Quais são as vantagens de amortizar o financiamento?

Cada real antecipado pode valer o dobro ou até triplo em economia se você aprende a buscar estrategicamente a amortização do financiamento imobiliário.
Veja como isso se transforma em benefícios reais:
- A economia de juros pode realizar outros objetivos financeiros em médio e longo prazos — como a reforma do imóvel ou mesmo uma viagem dos sonhos;
- O dinheiro aplicado como amortização pode encurtar a quitação do seu financiamento em meses ou mesmo anos — tempo suficiente para se dedicar a mais objetivos (como se preparar melhor para a aposentadoria, o que acha?);
- Com planejamento, você pode focar mais em segurança financeira, como uma reserva em caso de emergências ou a perda do emprego.
Quais são os principais sistemas de amortização?
Escolher o sistema de amortização do financiamento é como selecionar o combustível para uma longa viagem: cada tipo tem características próprias que vão determinar o desempenho do seu "veículo" ao longo dos anos.
No Brasil, dois sistemas dominam o mercado imobiliário, cada um com sua lógica matemática e impacto direto no seu bolso. Veja quais são!
Sistema de Amortização Constante (SAC)
No Sistema de Amortização Constante (SAC), o peso financeiro é maior no início, mas vai ficando mais leve conforme avança. Funciona assim:
- Amortização fixa: todo mês, você paga exatamente a mesma quantia para reduzir o saldo devedor;
- Juros decrescentes: como os juros incidem sobre o saldo restante, eles vão diminuindo com o tempo;
- Parcelas em queda: sua prestação começa alta e vai reduzindo gradualmente.
Vamos usar um exemplo para que fique mais claro: em um financiamento de R$ 400.000 com prazo de pagamento de 30 anos a 9% ao ano, você paga mais na primeira parcela — R$ 3.633 (R$ 1.111 de amortização + R$ 2.522 de juros) —, mas esse valor é bem reduzido na última parcela — R$ 1.120 (sendo R$ 1.111 de amortização e mais R$ 9 de juros).
Sistema Francês de Amortização (PRICE)
Aqui, a lógica é diferente: parcelas fixas (o mesmo valor do primeiro ao último pagamento) com uma capitalização variável.

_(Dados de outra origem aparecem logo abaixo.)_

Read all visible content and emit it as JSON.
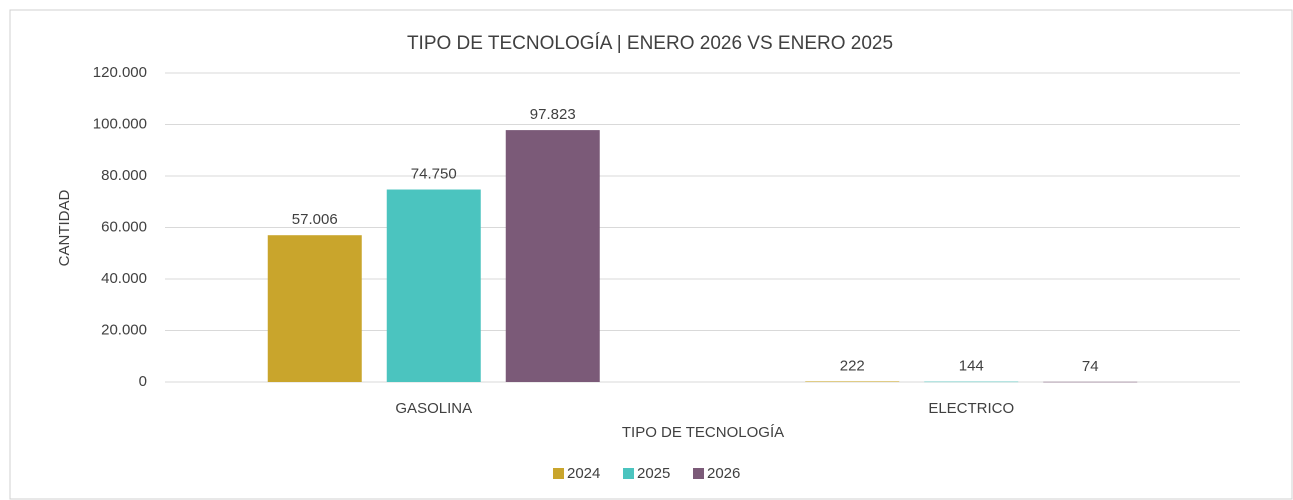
{
  "chart_data": {
    "type": "bar",
    "title": "TIPO DE TECNOLOGÍA | ENERO 2026 VS ENERO 2025",
    "x_label": "TIPO DE TECNOLOGÍA",
    "y_label": "CANTIDAD",
    "categories": [
      "GASOLINA",
      "ELECTRICO"
    ],
    "series": [
      {
        "name": "2024",
        "color": "#c9a52c",
        "values": [
          57006,
          222
        ],
        "value_labels": [
          "57.006",
          "222"
        ]
      },
      {
        "name": "2025",
        "color": "#4bc4bf",
        "values": [
          74750,
          144
        ],
        "value_labels": [
          "74.750",
          "144"
        ]
      },
      {
        "name": "2026",
        "color": "#7b5a78",
        "values": [
          97823,
          74
        ],
        "value_labels": [
          "97.823",
          "74"
        ]
      }
    ],
    "ylim": [
      0,
      120000
    ],
    "yticks": [
      0,
      {
        "value": 20000,
        "label": "20.000"
      },
      {
        "value": 40000,
        "label": "40.000"
      },
      {
        "value": 60000,
        "label": "60.000"
      },
      {
        "value": 80000,
        "label": "80.000"
      },
      {
        "value": 100000,
        "label": "100.000"
      },
      {
        "value": 120000,
        "label": "120.000"
      }
    ],
    "grid": true,
    "legend": "bottom"
  }
}
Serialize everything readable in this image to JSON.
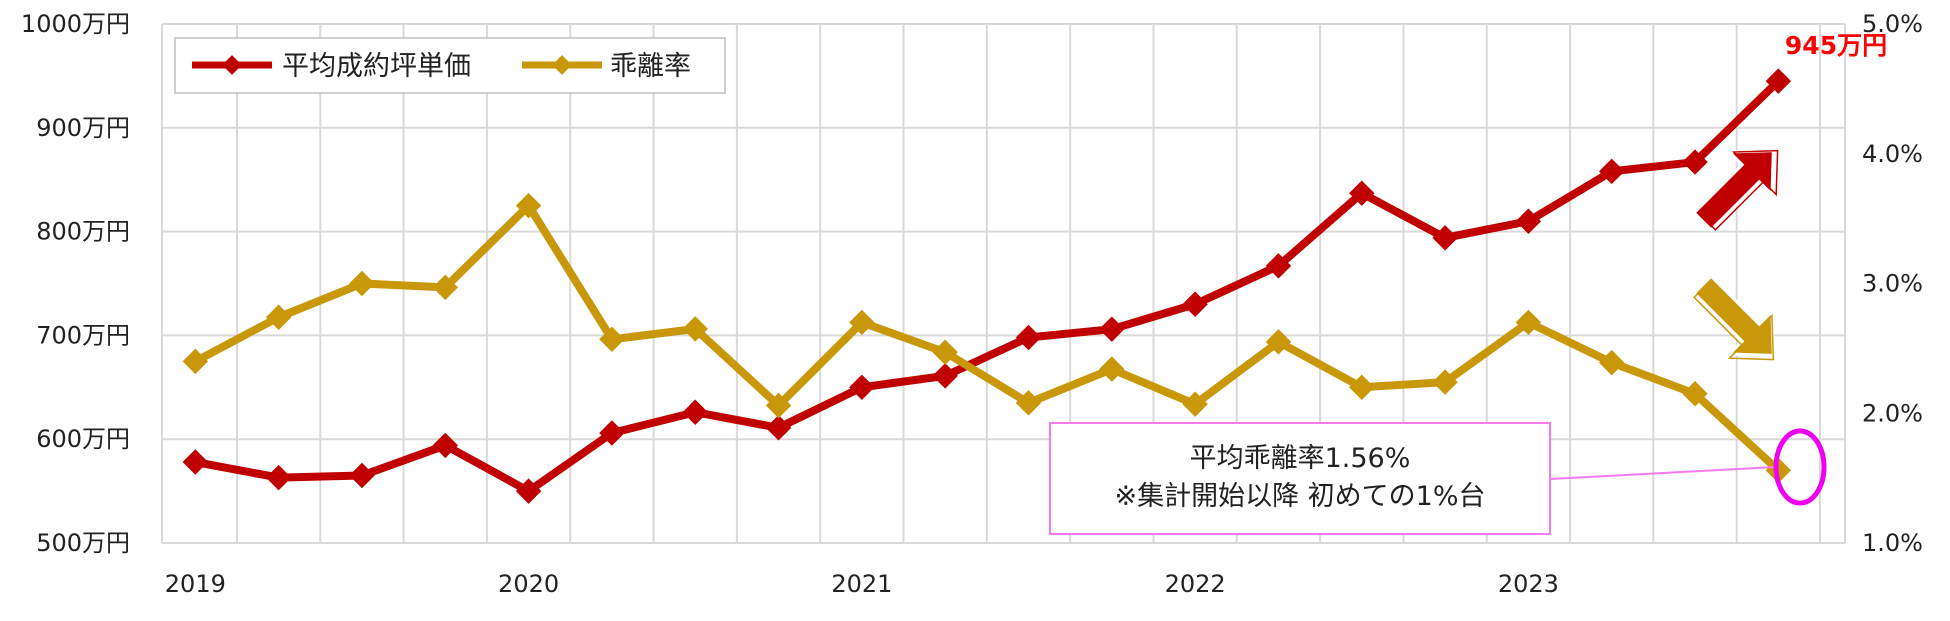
{
  "chart_data": {
    "type": "line",
    "x": [
      2019.0,
      2019.25,
      2019.5,
      2019.75,
      2020.0,
      2020.25,
      2020.5,
      2020.75,
      2021.0,
      2021.25,
      2021.5,
      2021.75,
      2022.0,
      2022.25,
      2022.5,
      2022.75,
      2023.0,
      2023.25,
      2023.5,
      2023.75
    ],
    "x_ticks": [
      "2019",
      "2020",
      "2021",
      "2022",
      "2023"
    ],
    "xlim": [
      2018.9,
      2023.95
    ],
    "y_left_ticks": [
      "500万円",
      "600万円",
      "700万円",
      "800万円",
      "900万円",
      "1000万円"
    ],
    "y_left_lim": [
      500,
      1000
    ],
    "y_right_ticks": [
      "1.0%",
      "2.0%",
      "3.0%",
      "4.0%",
      "5.0%"
    ],
    "y_right_lim": [
      1.0,
      5.0
    ],
    "grid": true,
    "legend_position": "top-left",
    "series": [
      {
        "name": "平均成約坪単価",
        "axis": "left",
        "color": "#C00000",
        "values": [
          578,
          563,
          565,
          594,
          550,
          606,
          626,
          611,
          650,
          661,
          698,
          706,
          730,
          767,
          837,
          794,
          810,
          858,
          867,
          945
        ]
      },
      {
        "name": "乖離率",
        "axis": "right",
        "color": "#C9980A",
        "values": [
          2.4,
          2.74,
          3.0,
          2.97,
          3.6,
          2.57,
          2.65,
          2.06,
          2.7,
          2.47,
          2.08,
          2.34,
          2.07,
          2.55,
          2.2,
          2.24,
          2.7,
          2.39,
          2.15,
          1.56
        ]
      }
    ],
    "last_value_label": "945万円",
    "annotation": {
      "line1": "平均乖離率1.56%",
      "line2": "※集計開始以降 初めての1%台"
    },
    "trend_arrows": [
      {
        "series": "平均成約坪単価",
        "direction": "up"
      },
      {
        "series": "乖離率",
        "direction": "down"
      }
    ],
    "colors": {
      "price": "#C00000",
      "rate": "#C9980A",
      "annotation_border": "#F27BF2",
      "highlight": "#F000F0",
      "label_red": "#FF0000"
    }
  }
}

Por exemplo, no início, até 80% da parcela são juros; no final, quase tudo é amortização.
Isso, em geral, traz mais previsibilidade porque facilita o planejamento financeiro familiar. De acordo com o mesmo exemplo que usamos acima, todas as 360 parcelas serão no valor de R$ 3.218.
A diferença é que, nos primeiros meses, o pagamento da amortização é inferior, e as últimas parcelas são quase que inteiramente dedicadas à amortização.
SAC ou Price: quais são as diferenças?
Esses dois sistemas geram impactos financeiros radicalmente diferentes ao longo do tempo. A tabela abaixo mostra o contraste direto:
| Critério | SAC | PRICE |
|---|---|---|
| Formato das parcelas | Decrescentes (altas no começo) | Fixas (mesmo valor sempre) |
| Juros totais | Menores (economia 15-25%) | Maiores (custo adicional) |
| Esforço inicial | Exige maior capacidade no início | Mais suave no começo |
| Melhor para | Quem espera aumento de renda | Quem precisa de previsibilidade |
Ou seja: em média, com o SAC, após 1/3 do prazo, você já pagou cerca de 45% do total devido. No PRICE, no mesmo período, deve pagar cerca de 25-30%.
SAC ou Price: qual sistema de amortização escolher?
A decisão ideal depende de um diagnóstico financeiro pessoal. Faça essas 3 perguntas:
1. Sua renda tende a aumentar nos próximos anos?
- Se sim, opte pelo SAC (as parcelas pesadas virão quando você estiver ganhando mais).
- Se não, PRICE (evita aperto no orçamento futuro).
2. Você planeja ficar no imóvel por muitos anos?
- Se sim, SAC (economia de juros é significativa).
- Se não, PRICE (menos risco se precisar vender antecipadamente).
3. Consegue pagar parcelas 20-30% mais altas no início?
- Se sim, SAC (retorno financeiro maior).
- Se não, PRICE (protege seu fluxo de caixa).
Existe, ainda, a estratégia híbrida: alguns bancos permitem começar pelo PRICE e migrar para o SAC depois — o melhor dos dois mundos para quem espera crescimento profissional, por exemplo.
Como usar a carta de crédito do consórcio para amortizar o financiamento?

Algumas administradoras de consórcio permitem que você utilize a carta de crédito para amortizar ou até quitar um financiamento imobiliário. Essa estratégia pode ser inteligente para:
- Reduzir o saldo devedor e, consequentemente, os juros acumulados;
- Antecipar a quitação do imóvel, encurtando o prazo do financiamento;
- Negociar melhores condições com o banco, já que parte da dívida já estará paga.
Se você já tem um consórcio contemplado, vale a pena consultar as regras da sua administradora para ver se essa opção está disponível.
Agora, se você ainda está planejando comprar um imóvel, o Consórcio Rodobens pode ser a melhor opção para evitar os juros altos do financiamento tradicional.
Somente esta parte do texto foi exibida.